When Symptoms Are Not an Emergency but Should Be Reported
The following symptoms should be reported during regular office hours. Call the doctor if any of the following conditions exist:
- No relief after taking pain medicine as prescribed
- Some pain relief, but there is still a lot of pain 1 or 2 days after starting the medicine
- A new type of pain, pain in new locations, or new pain when moving or sitting
- Adverse side effects of pain medicines
In Case of an Emergency, Seek Medical Help Immediately If Any of the Following Occur:
- Change in the ability to walk or carry out other important activities because of pain
- Changes in sleep
- Inability to cope with pain
If Calling About an Emergency, Know These Facts Before You Call:
- How long has the pain been a problem?
- Is it a new pain or has it happened before?
- Where is it located? Is it in more than one area? If so, which location is most bothersome?
- How severe is the pain? Ask the older person to rate the pain on a scale of 0 to 10, where 0 = no pain, 5 = moderate pain, 10 = worst ever.
- Is the pain sharp and stabbing, or dull and aching?
- What does the pain feel like? For example, does the pain burn or feel like an electric shock?
- Is there any numbness or tingling?
- How does the pain interfere with doing normal activities? What activities or conditions make the pain worse?
- What has been done to relieve the pain?
- What medicines are being taken? Are the medicines taken at set times or just when the person needs them? Is he or she allergic to or sensitive to any pain medicine?
Help to Reduce Pain
- Use warm showers, baths, hot water bottles, or warm washcloths. Heat relaxes muscles, which can help reduce pain, and gives a sense of comfort. Do not set heating pads on high because they can burn the skin.
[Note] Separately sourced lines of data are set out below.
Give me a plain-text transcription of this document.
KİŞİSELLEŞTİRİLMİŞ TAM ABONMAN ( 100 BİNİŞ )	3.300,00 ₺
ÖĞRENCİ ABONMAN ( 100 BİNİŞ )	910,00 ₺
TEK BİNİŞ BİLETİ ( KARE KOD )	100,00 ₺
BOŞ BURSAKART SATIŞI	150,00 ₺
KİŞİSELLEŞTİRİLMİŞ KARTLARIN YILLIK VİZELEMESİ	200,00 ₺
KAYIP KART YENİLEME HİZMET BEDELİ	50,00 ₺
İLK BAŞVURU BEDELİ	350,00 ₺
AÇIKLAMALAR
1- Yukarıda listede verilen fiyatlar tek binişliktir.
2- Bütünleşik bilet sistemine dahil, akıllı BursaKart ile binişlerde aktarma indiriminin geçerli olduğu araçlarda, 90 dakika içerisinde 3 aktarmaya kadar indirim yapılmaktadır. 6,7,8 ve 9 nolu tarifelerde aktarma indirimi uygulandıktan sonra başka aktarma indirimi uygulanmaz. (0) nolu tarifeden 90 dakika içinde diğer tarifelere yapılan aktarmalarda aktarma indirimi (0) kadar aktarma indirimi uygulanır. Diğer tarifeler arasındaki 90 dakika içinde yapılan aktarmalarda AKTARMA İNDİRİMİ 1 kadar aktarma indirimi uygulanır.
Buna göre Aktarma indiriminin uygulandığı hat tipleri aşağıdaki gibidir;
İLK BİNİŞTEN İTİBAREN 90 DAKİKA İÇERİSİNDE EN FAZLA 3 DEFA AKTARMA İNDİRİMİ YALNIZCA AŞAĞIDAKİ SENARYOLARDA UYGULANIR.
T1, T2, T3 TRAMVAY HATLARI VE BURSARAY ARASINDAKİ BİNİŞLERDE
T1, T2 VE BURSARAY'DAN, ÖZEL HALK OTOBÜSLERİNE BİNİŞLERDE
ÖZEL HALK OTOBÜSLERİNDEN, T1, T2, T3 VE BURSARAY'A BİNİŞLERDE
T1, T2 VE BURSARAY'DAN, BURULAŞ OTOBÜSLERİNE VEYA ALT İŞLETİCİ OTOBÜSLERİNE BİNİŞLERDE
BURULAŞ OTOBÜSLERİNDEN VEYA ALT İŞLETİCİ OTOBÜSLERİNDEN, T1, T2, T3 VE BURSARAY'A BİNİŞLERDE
- Use cool cloths or ice. Cooling the skin and muscles can soothe pain, especially pain that comes from inflammation or swelling.
- Position the person carefully with pillows and soft seat cushions.
- Encourage relaxation. Breathing slowly and quietly helps the mind and body to relax and helps decrease pain. Simple relaxation methods can be learned from books or audiotapes on relaxation techniques.
- Provide pleasant activities.
- Avoid stressful events when possible.
Checking on Results
Ask about pain regularly and keep notes. Adjusting pain medicines to fit each patient takes time, so change may be slow. Keep the doctor or nurse informed about changes in pain.